Cyber Incident Victim: St. Mary's Catholic Academy

In February 2018, it was discovered that hackers had breached the CCTV systems of St. Mary’s Catholic Academy in Blackpool and three other UK schools, streaming live footage of students and staff on a publicly accessible website. The US-registered site, which advertised live surveillance cameras across the UK, exposed eight cameras at St. Mary’s covering playgrounds, entrances, internal corridors, and views of the adjacent Christ The King Academy Primary School. Footage included children leaving classrooms, parents collecting infants, and older students and teachers moving between lessons. The breach occurred because the cameras lacked password protection, allowing unrestricted access to real-time feeds.
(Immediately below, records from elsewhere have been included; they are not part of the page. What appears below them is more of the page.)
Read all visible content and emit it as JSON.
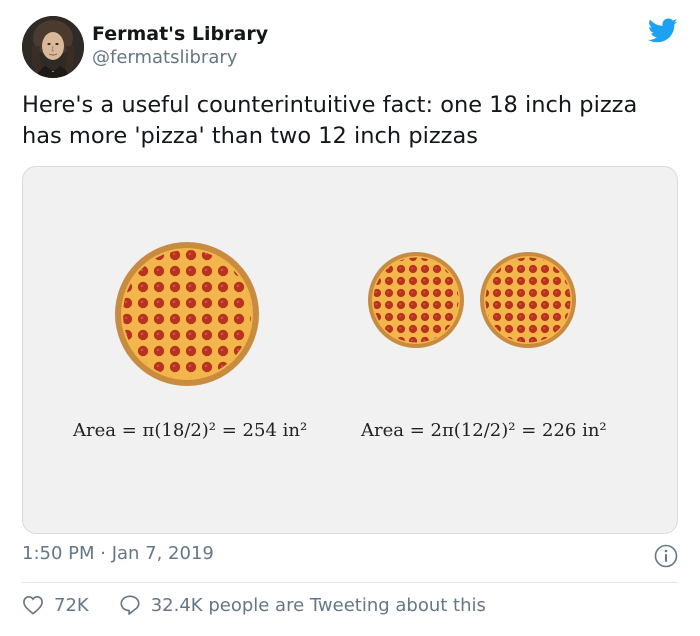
{
  "author": {
    "display_name": "Fermat's Library",
    "handle": "@fermatslibrary",
    "avatar_icon": "portrait-avatar"
  },
  "brand": {
    "icon": "twitter-bird-icon",
    "color": "#1da1f2"
  },
  "tweet": {
    "text": "Here's a useful counterintuitive fact: one 18 inch pizza has more 'pizza' than two 12 inch pizzas"
  },
  "media": {
    "left_formula": "Area = π(18/2)² = 254 in²",
    "right_formula": "Area = 2π(12/2)² = 226 in²"
  },
  "meta": {
    "timestamp": "1:50 PM · Jan 7, 2019",
    "info_icon": "info-icon"
  },
  "actions": {
    "likes": "72K",
    "tweeting": "32.4K people are Tweeting about this"
  }
}
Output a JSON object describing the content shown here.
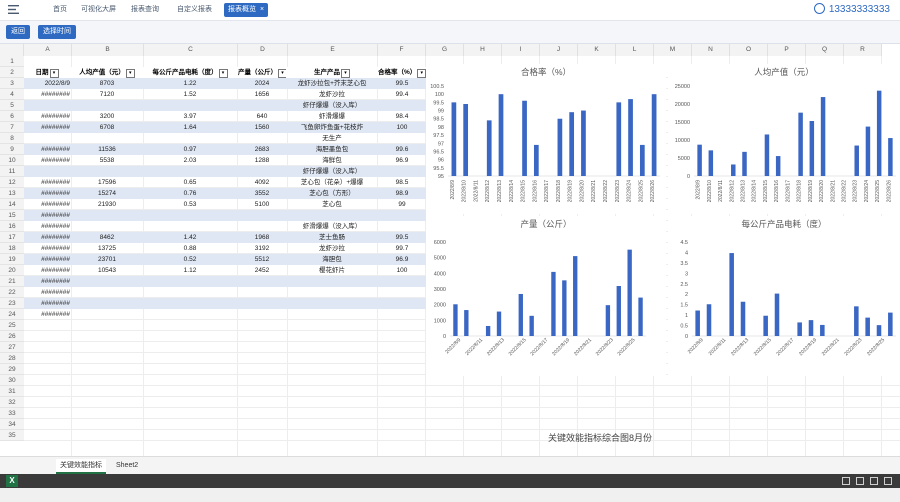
{
  "topbar": {
    "tabs": [
      {
        "label": "首页"
      },
      {
        "label": "可视化大屏"
      },
      {
        "label": "报表查询"
      },
      {
        "label": "自定义报表"
      },
      {
        "label": "报表概览",
        "active": true
      }
    ],
    "close_glyph": "×",
    "user": "13333333333"
  },
  "toolbar": {
    "back_label": "返回",
    "time_label": "选择时间"
  },
  "columns": [
    "A",
    "B",
    "C",
    "D",
    "E",
    "F",
    "G",
    "H",
    "I",
    "J",
    "K",
    "L",
    "M",
    "N",
    "O",
    "P",
    "Q",
    "R"
  ],
  "rows": [
    "2",
    "3",
    "4",
    "5",
    "6",
    "7",
    "8",
    "9",
    "10",
    "11",
    "12",
    "13",
    "14",
    "15",
    "16",
    "17",
    "18",
    "19",
    "20",
    "21",
    "22",
    "23",
    "24",
    "25",
    "26",
    "27",
    "28",
    "29",
    "30",
    "31",
    "32",
    "33",
    "34",
    "35"
  ],
  "table": {
    "headers": [
      "日期",
      "人均产值（元）",
      "每公斤产品电耗（度）",
      "产量（公斤）",
      "生产产品",
      "合格率（%）"
    ],
    "rows": [
      [
        "2022/8/9",
        "8703",
        "1.22",
        "2024",
        "龙虾沙拉包+芥末芝心包",
        "99.5"
      ],
      [
        "########",
        "7120",
        "1.52",
        "1656",
        "龙虾沙拉",
        "99.4"
      ],
      [
        "",
        "",
        "",
        "",
        "虾仔爆爆（没入库）",
        ""
      ],
      [
        "########",
        "3200",
        "3.97",
        "640",
        "虾滑爆爆",
        "98.4"
      ],
      [
        "########",
        "6708",
        "1.64",
        "1560",
        "飞鱼卵炸鱼蛋+花枝炸",
        "100"
      ],
      [
        "",
        "",
        "",
        "",
        "无生产",
        ""
      ],
      [
        "########",
        "11536",
        "0.97",
        "2683",
        "海胆墨鱼包",
        "99.6"
      ],
      [
        "########",
        "5538",
        "2.03",
        "1288",
        "海鲜包",
        "96.9"
      ],
      [
        "",
        "",
        "",
        "",
        "虾仔爆爆（没入库）",
        ""
      ],
      [
        "########",
        "17596",
        "0.65",
        "4092",
        "芝心包（花朵）+爆爆",
        "98.5"
      ],
      [
        "########",
        "15274",
        "0.76",
        "3552",
        "芝心包（方形）",
        "98.9"
      ],
      [
        "########",
        "21930",
        "0.53",
        "5100",
        "芝心包",
        "99"
      ],
      [
        "########",
        "",
        "",
        "",
        "",
        ""
      ],
      [
        "########",
        "",
        "",
        "",
        "虾滑爆爆（没入库）",
        ""
      ],
      [
        "########",
        "8462",
        "1.42",
        "1968",
        "芝士鱼肠",
        "99.5"
      ],
      [
        "########",
        "13725",
        "0.88",
        "3192",
        "龙虾沙拉",
        "99.7"
      ],
      [
        "########",
        "23701",
        "0.52",
        "5512",
        "海胆包",
        "96.9"
      ],
      [
        "########",
        "10543",
        "1.12",
        "2452",
        "樱花虾片",
        "100"
      ],
      [
        "########",
        "",
        "",
        "",
        "",
        ""
      ],
      [
        "########",
        "",
        "",
        "",
        "",
        ""
      ],
      [
        "########",
        "",
        "",
        "",
        "",
        ""
      ],
      [
        "########",
        "",
        "",
        "",
        "",
        ""
      ]
    ]
  },
  "charts": {
    "hegelv": {
      "title": "合格率（%）"
    },
    "renjun": {
      "title": "人均产值（元）"
    },
    "chanliang": {
      "title": "产量（公斤）"
    },
    "dianhao": {
      "title": "每公斤产品电耗（度）"
    },
    "combined_title": "关键效能指标综合图8月份"
  },
  "chart_data": [
    {
      "type": "bar",
      "title": "合格率（%）",
      "ylim": [
        95,
        100.5
      ],
      "yticks": [
        "100.5",
        "100",
        "99.5",
        "99",
        "98.5",
        "98",
        "97.5",
        "97",
        "96.5",
        "96",
        "95.5",
        "95"
      ],
      "categories": [
        "2022/8/9",
        "2022/8/10",
        "2022/8/11",
        "2022/8/12",
        "2022/8/13",
        "2022/8/14",
        "2022/8/15",
        "2022/8/16",
        "2022/8/17",
        "2022/8/18",
        "2022/8/19",
        "2022/8/20",
        "2022/8/21",
        "2022/8/22",
        "2022/8/23",
        "2022/8/24",
        "2022/8/25",
        "2022/8/26"
      ],
      "values": [
        99.5,
        99.4,
        null,
        98.4,
        100,
        null,
        99.6,
        96.9,
        null,
        98.5,
        98.9,
        99,
        null,
        null,
        99.5,
        99.7,
        96.9,
        100
      ]
    },
    {
      "type": "bar",
      "title": "人均产值（元）",
      "ylim": [
        0,
        25000
      ],
      "yticks": [
        "25000",
        "20000",
        "15000",
        "10000",
        "5000",
        "0"
      ],
      "categories": [
        "2022/8/9",
        "2022/8/10",
        "2022/8/11",
        "2022/8/12",
        "2022/8/13",
        "2022/8/14",
        "2022/8/15",
        "2022/8/16",
        "2022/8/17",
        "2022/8/18",
        "2022/8/19",
        "2022/8/20",
        "2022/8/21",
        "2022/8/22",
        "2022/8/23",
        "2022/8/24",
        "2022/8/25",
        "2022/8/26"
      ],
      "values": [
        8703,
        7120,
        null,
        3200,
        6708,
        null,
        11536,
        5538,
        null,
        17596,
        15274,
        21930,
        null,
        null,
        8462,
        13725,
        23701,
        10543
      ]
    },
    {
      "type": "bar",
      "title": "产量（公斤）",
      "ylim": [
        0,
        6000
      ],
      "yticks": [
        "6000",
        "5000",
        "4000",
        "3000",
        "2000",
        "1000",
        "0"
      ],
      "categories": [
        "2022/8/9",
        "2022/8/11",
        "2022/8/13",
        "2022/8/15",
        "2022/8/17",
        "2022/8/19",
        "2022/8/21",
        "2022/8/23",
        "2022/8/25"
      ],
      "values": [
        2024,
        1656,
        null,
        640,
        1560,
        null,
        2683,
        1288,
        null,
        4092,
        3552,
        5100,
        null,
        null,
        1968,
        3192,
        5512,
        2452
      ]
    },
    {
      "type": "bar",
      "title": "每公斤产品电耗（度）",
      "ylim": [
        0,
        4.5
      ],
      "yticks": [
        "4.5",
        "4",
        "3.5",
        "3",
        "2.5",
        "2",
        "1.5",
        "1",
        "0.5",
        "0"
      ],
      "categories": [
        "2022/8/9",
        "2022/8/11",
        "2022/8/13",
        "2022/8/15",
        "2022/8/17",
        "2022/8/19",
        "2022/8/21",
        "2022/8/23",
        "2022/8/25"
      ],
      "values": [
        1.22,
        1.52,
        null,
        3.97,
        1.64,
        null,
        0.97,
        2.03,
        null,
        0.65,
        0.76,
        0.53,
        null,
        null,
        1.42,
        0.88,
        0.52,
        1.12
      ]
    }
  ],
  "sheet_tabs": [
    "关键效能指标",
    "Sheet2"
  ],
  "colors": {
    "accent": "#2e6ac2",
    "bar": "#3a66c4",
    "band": "#dfe7f4",
    "excel": "#217346"
  }
}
The website hosting the streams claimed no active hacking took place, attributing the exposure solely to unsecured systems.

Upon discovery, St. Mary’s and Highfield (another affected school) immediately strengthened their passwords, removing their cameras from the illicit site. Jeremy Hartley of the Eric Wright Group, which managed CCTV systems for two impacted schools, confirmed that feeds were taken offline as soon as the breach was detected, with experts deployed to investigate the cause. The incident revealed broader vulnerabilities, as the same website hosted feeds from hundreds of unsecured cameras in other public spaces, businesses, and private homes. A Big Brother Watch report cited over 200 UK schools using cameras in toilets, though no evidence linked this practice directly to St. Mary’s. The Information Commissioner’s Office initiated an inquiry into the breaches, which compromised the privacy of 1,188 pupils at St. Mary’s and an unspecified number at other institutions. No further technical details about the attackers or long-term consequences were disclosed in available reports.